Bluekit

Plataforma Bluekit de phishing evolui com novas táticas de ataque

A plataforma de phishing Bluekit está em constante evolução, com a identificação de quase 70 novos nomes de host na última semana e a adição de capacidades de browser-in-the-middle (BitM) para aprimorar o roubo de dados.

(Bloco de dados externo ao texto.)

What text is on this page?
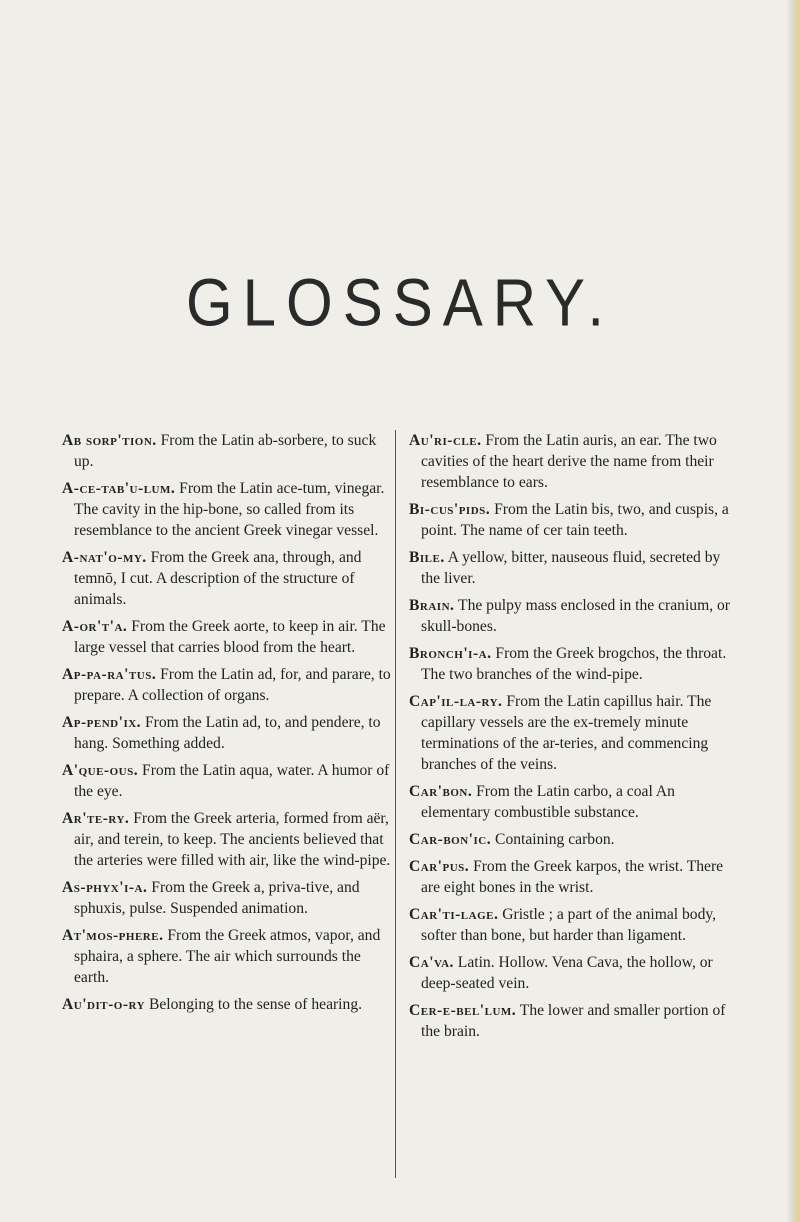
GLOSSARY.

Ab sorp'tion. From the Latin ab-sorbere, to suck up.

A-ce-tab'u-lum. From the Latin ace-tum, vinegar. The cavity in the hip-bone, so called from its resemblance to the ancient Greek vinegar vessel.

A-nat'o-my. From the Greek ana, through, and temnō, I cut. A description of the structure of animals.

A-or't'a. From the Greek aorte, to keep in air. The large vessel that carries blood from the heart.

Ap-pa-ra'tus. From the Latin ad, for, and parare, to prepare. A collection of organs.

Ap-pend'ix. From the Latin ad, to, and pendere, to hang. Something added.

A'que-ous. From the Latin aqua, water. A humor of the eye.

Ar'te-ry. From the Greek arteria, formed from aër, air, and terein, to keep. The ancients believed that the arteries were filled with air, like the wind-pipe.

As-phyx'i-a. From the Greek a, priva-tive, and sphuxis, pulse. Suspended animation.

At'mos-phere. From the Greek atmos, vapor, and sphaira, a sphere. The air which surrounds the earth.

Au'dit-o-ry Belonging to the sense of hearing.

Au'ri-cle. From the Latin auris, an ear. The two cavities of the heart derive the name from their resemblance to ears.

Bi-cus'pids. From the Latin bis, two, and cuspis, a point. The name of cer tain teeth.

Bile. A yellow, bitter, nauseous fluid, secreted by the liver.

Brain. The pulpy mass enclosed in the cranium, or skull-bones.

Bronch'i-a. From the Greek brogchos, the throat. The two branches of the wind-pipe.

Cap'il-la-ry. From the Latin capillus hair. The capillary vessels are the ex-tremely minute terminations of the ar-teries, and commencing branches of the veins.

Car'bon. From the Latin carbo, a coal An elementary combustible substance.

Car-bon'ic. Containing carbon.

Car'pus. From the Greek karpos, the wrist. There are eight bones in the wrist.

Car'ti-lage. Gristle ; a part of the animal body, softer than bone, but harder than ligament.

Ca'va. Latin. Hollow. Vena Cava, the hollow, or deep-seated vein.

Cer-e-bel'lum. The lower and smaller portion of the brain.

Documentada pela primeira vez em abril por pesquisadores da Varonis, a Bluekit oferece um assistente de IA que suporta vários modelos de linguagem para a elaboração de e-mails de phishing. O kit de phishing disponibiliza 40 modelos distintos que visam serviços online populares como Gmail, Outlook e GitHub. Um novo relatório da Netcraft revela que a Bluekit mudou de um mecanismo adversário-in-the-middle para o BitM, utilizando a biblioteca JavaScript ‘rrweb’ para serializar o DOM da página e transmiti-lo via WebSocket para a vítima. Nesse tipo de ataque, a vítima interage com uma sessão de navegador controlada pelo atacante, que carrega a página de login legítima e retransmite as solicitações e respostas. Embora o rrweb seja um projeto legítimo, sua presença em um ambiente web deve ser analisada com cautela. O ataque permite que o invasor obtenha um token de sessão válido, garantindo acesso ilimitado à conta da vítima. A Bluekit também implementou sistemas anti-análise para dificultar a detecção, como filtros CSS aleatórios e verificação de impressão digital do navegador. Para organizações que buscam se proteger contra ataques de phishing, um webinar da BleepingComputer abordará como a IA comportamental pode ajudar na detecção e resposta a essas ameaças.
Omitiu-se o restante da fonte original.